Она так знакомо мнётся, не решаясь сказать. Снова с опаской оглядывает всех прочих в комнате. Всё же говорит тихое: «Только вы. Если можно».
– Господин капитан-майор, можно с вами поговорить? – указываю Сину глазами на дверь и мысленно добавляю для Розамунды: «Я скоро вернусь».
В отличие от площадки перед нашим шестым корпусом, которую по ночам освещают лишь прожекторы КПП в отдалении, здесь у выхода горит свет. Я на пару секунд замираю, разглядывая фонарь: уже осень, и мошек, бьющихся в матовое стекло, больше нет. Жаль. После долгой жизни в космосе мне нравится наблюдать, как вокруг всё живёт, мельтешит, постоянно меняется. Зимой слишком мертво.
Мы с Сином отходим дальше, в темноту под деревом. Прислушавшись к ощущениям – сознания девчонки не слышно, – на всякий случай всё же говорю вслух, шёпотом:
– Я останусь с ней. Прикажешь?
– Как хочешь. Завтра тебя ждать? Мне нужно будет распоряжение о стрельбах.
– Можно взять стандартное, оно на рабочем столе слева.

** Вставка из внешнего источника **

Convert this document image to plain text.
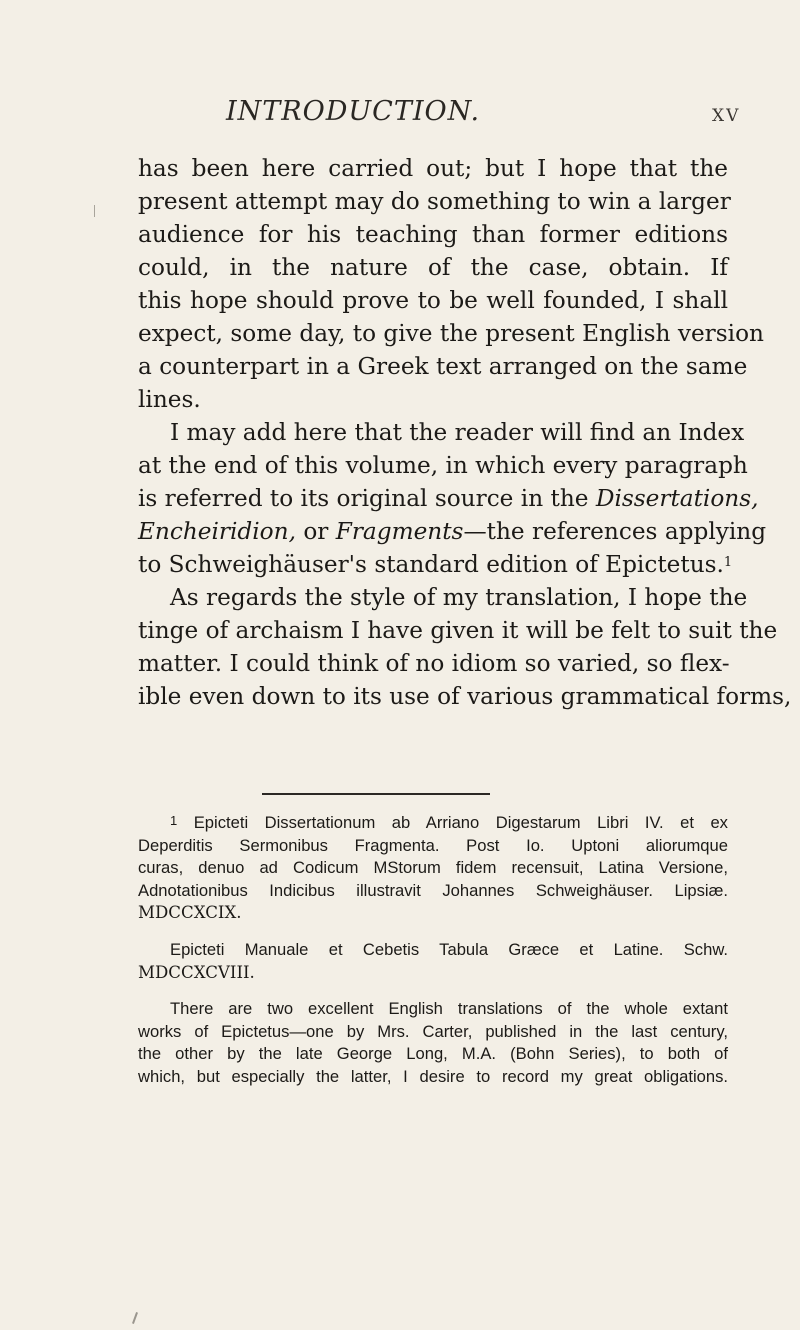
INTRODUCTION.	XV
has been here carried out; but I hope that the
present attempt may do something to win a larger
audience for his teaching than former editions
could, in the nature of the case, obtain. If
this hope should prove to be well founded, I shall
expect, some day, to give the present English version
a counterpart in a Greek text arranged on the same
lines.
I may add here that the reader will find an Index
at the end of this volume, in which every paragraph
is referred to its original source in the Dissertations,
Encheiridion, or Fragments—the references applying
to Schweighäuser's standard edition of Epictetus.$^1$
As regards the style of my translation, I hope the
tinge of archaism I have given it will be felt to suit the
matter. I could think of no idiom so varied, so flex-
ible even down to its use of various grammatical forms,
$^1$ Epicteti Dissertationum ab Arriano Digestarum Libri IV. et ex
Deperditis Sermonibus Fragmenta. Post Io. Uptoni aliorumque
curas, denuo ad Codicum MStorum fidem recensuit, Latina Versione,
Adnotationibus Indicibus illustravit Johannes Schweighäuser. Lipsiæ.
MDCCXCIX.
Epicteti Manuale et Cebetis Tabula Græce et Latine. Schw.
MDCCXCVIII.
There are two excellent English translations of the whole extant
works of Epictetus—one by Mrs. Carter, published in the last century,
the other by the late George Long, M.A. (Bohn Series), to both of
which, but especially the latter, I desire to record my great obligations.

Син задумчиво смотрит в сторону окон лазарета:
– Что думаешь о ситуации?
И я, прежде чем успеваю нормально всё обдумать, уже выпаливаю раздражённое:
– Я думаю, что ты напугал ребёнка до смерти.
– Вообще-то не такой уж она и ребёнок. И нехрен лазать воровать у военных. Хорошо ещё, что мы её поймали, а если бы стрелки сняли – бухнулась бы с шестого этажа.
– Всё равно, необязательно было устраивать спектакль. Схватили и ладно, а ты начал облизываться, будто собираешься её пополам перегрызть!
– Чё ты взъелся на меня?! Ну облизнулся разок – сам знаешь, что вкусно. Гарантирую, ты бы тоже так сделал!
– Нет, не сделал! Я выбираю из своей весовой категории!
Син сжимает меня за плечи и заглядывает в лицо:
– Что тебя цепануло так, а?
– Да просто… – я отвожу глаза. – Нельзя так с детьми!
Но он, конечно, прав – я реагирую слишком болезненно. И даже знаю почему. Я видел слишком много подростков в клетках, бывали среди них и мутанты. Так странно: я хорошо помню, как приводили новичков, но не помню, как сам там оказался. Вот я был в приюте, а потом – уже несколько побед за спиной, уверенность в себе. Но между этими двумя точками – обрывки, неразборчивые словно сон.
Впрочем, я и приют не то чтобы в подробностях помню, лишь отдельные моменты. Остальное расплывается и ускользает. Больше всего раздражает, что не могу точно вспомнить своё свидетельство о рождении, только знаю, что там было написано: «Эйруин» и ещё дата рождения. Насчёт октября я почти уверен, а вот число – кажется, что третье, но…
Если честно, я ведь даже не помню, как оказался в кабинете директора. Где нашёл это свидетельство. Как оно выглядело. Вообще ничего.